Diariamente, milhares de animais são explorados e submetidos às mais variadas formas de maus tratos... Estes são utilizados para os mais variados propósitos desde a alimentação, vestuário, companhia, entretenimento, experiências científicas... Na base dessa utilização, tantas vezes desmesurada, encontramos a premissa que consagra a superioridade do Homem, enquanto ser racional e pensante, sobre os demais seres vivos. Esta concepção antropocêntrica, que faz do Homem o centro do universo, acaba por reduzir a Natureza a um elemento a ser usado (e abusado). Neste contexto os animais são vistos como bens a serem explorados, que apenas possuirão relevância na medida em que representem alguma utilidade para os Homens. Assim, desde logo nos apercebemos que, segundo esta visão, tanto a Natureza como os animais deixam de ter valor em si mesmos, transformando-se em meros recursos ambientais. Como alternativa a este paradigma antropocêntrico, nao têm faltado autores a reclamar a protecção da vida enquanto centro gravitacional. Para estes defensores do biocentrismo, todas as formas de vida, são igualmente importantes, sendo-lhes reconhecido valor próprio. Não se bastando, alguns vão ainda mais longe, defendendo não apenas a necessidade de tutela jurídica aos animais, mas afirmando a possibilidade dos mesmos serem titulares de direitos subjectivos, ou seja, não se conformam com uma conotação meramente passiva que encerra nos animais a marca de entes protegidos. Há que encontrar um ponto de equilíbrio entre estas duas teorias tão dispares, sob pena de cairmos num radicalismo insustentável. Nas palavras do Professor Vasco Pereira da Silva, temos de alcançar um “antropocentrismo ecológico, uma consciência social de que o Homem é em si mesmo parte integrante na Natureza e como tal, sujeito deste Direito ao Ambiente que alguns negam.

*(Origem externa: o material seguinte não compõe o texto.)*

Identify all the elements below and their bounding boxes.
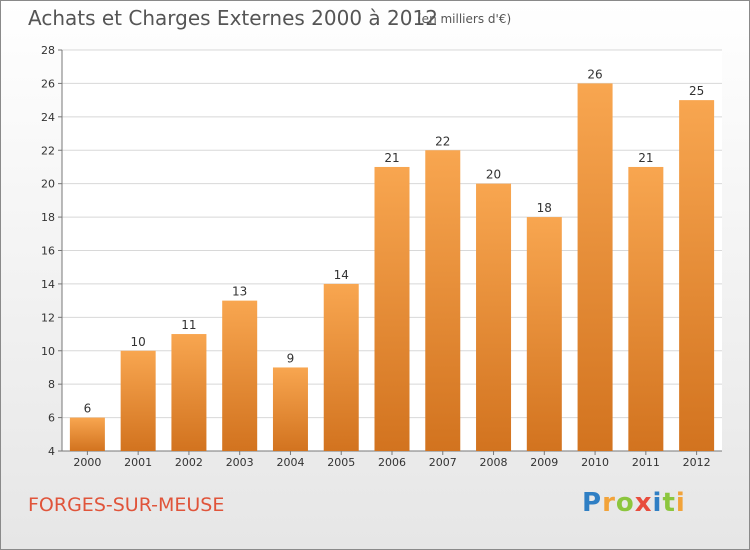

Hoje não temos dúvidas que o nosso Direito possui uma marca antropocêntrica bastante firme, aos animais não é reconhecido qualquer tipo de direitos subjectivos, sendo antes inseridos no conceito de “coisa” à luz do artigo. 202º nº2 CC, passíveis de serem objecto de relações jurídicas, e ainda susceptíveis de ocupação, por força do disposto no artigo. 1318º CC. Os animais passam a ser tratados, via de regra, como mera mercadoria, matéria prima ou produto de consumo, negando por completo a sua condição de seres sensíveis. São considerados propriedade perante a lei, moralmente excluídos da nossa comunidade moral...
Esta questão tem sido objecto de grande desenvolvimento jurisprudencial, e de maior controvérsia na doutrina, nomeadamente a propósito dos singulares casos das touradas e dos animais de circo nos quais o problema se coloca com maior acuidade. Tal acontece pelo facto destas actividades serem consideradas integrantes do património cultural constitucionalmente tutelado por força no disposto no artigo.9º nº1 e) CRP, traduzindo-se, portanto, na verificação de um verdadeiro conflito de direitos.
Embora concordando com a sua qualificação enquanto coisas ( resquício do tal modelo antropocentrista em que tudo no universo deveria ser avaliado de acordo com a sua relação com o Homem), defendo, em consonância com o entendimento propugnado pelo Professor Menezes Cordeiro, a especialidade e a especificidade da tutela reconhecida aos animais, na medida em que está abarcada pela protecção do ambiente, que à luz da nossa Constutição, no seu artigo 66º, assume o cariz de Direito Fundamental. Como tal aos animais é lhes então reconhecida uma maior protecção, sendo merecedores de uma existência digna, embora não tenham direitos que lhes assistam directamente, carecendo sempre de intervenção humana para os proteger.
Impondo a nossa CRP a protecção do ambiente, e de acordo com o supra mencionado, esta enquadrará também a tutela dos animais, como tarefa fundamental do Estado, temos vindo a assistir progressivamente ao abandono das puras teorias antropocêntricas a favor de um modelo que assume a vida como elemento e princípio primordial. Por exemplo na sujeição de determinadas actividades, como a circense, a autorização da entidade competente em função da preservção da integridade do animal, ou até mesmo, na proibição das “touradas de morte”.Todavia, a jeito de conclusão, não devemos esquecer que, em última análise, a protecção dos animais visa a satisfação do Homem, daí que a Lei 92/95 De 12 de Setembro não assente na titularidade de direitos por parte dos animais, mas antes na sua protecção contra “violências injustificadas contra animais, considerando-se como tais os actos consistentes, sem necessidade, se infligir a morte, o sofrimento cruel e prolongado ou graves lesões a um animal. “ ( artigo 1º n.1 ). Veda-se portanto qualquer acto puramente cruel ou discricionário, sem justificação ou tradição cultural bastante que possa pôr em causa a integridade do próprio animal.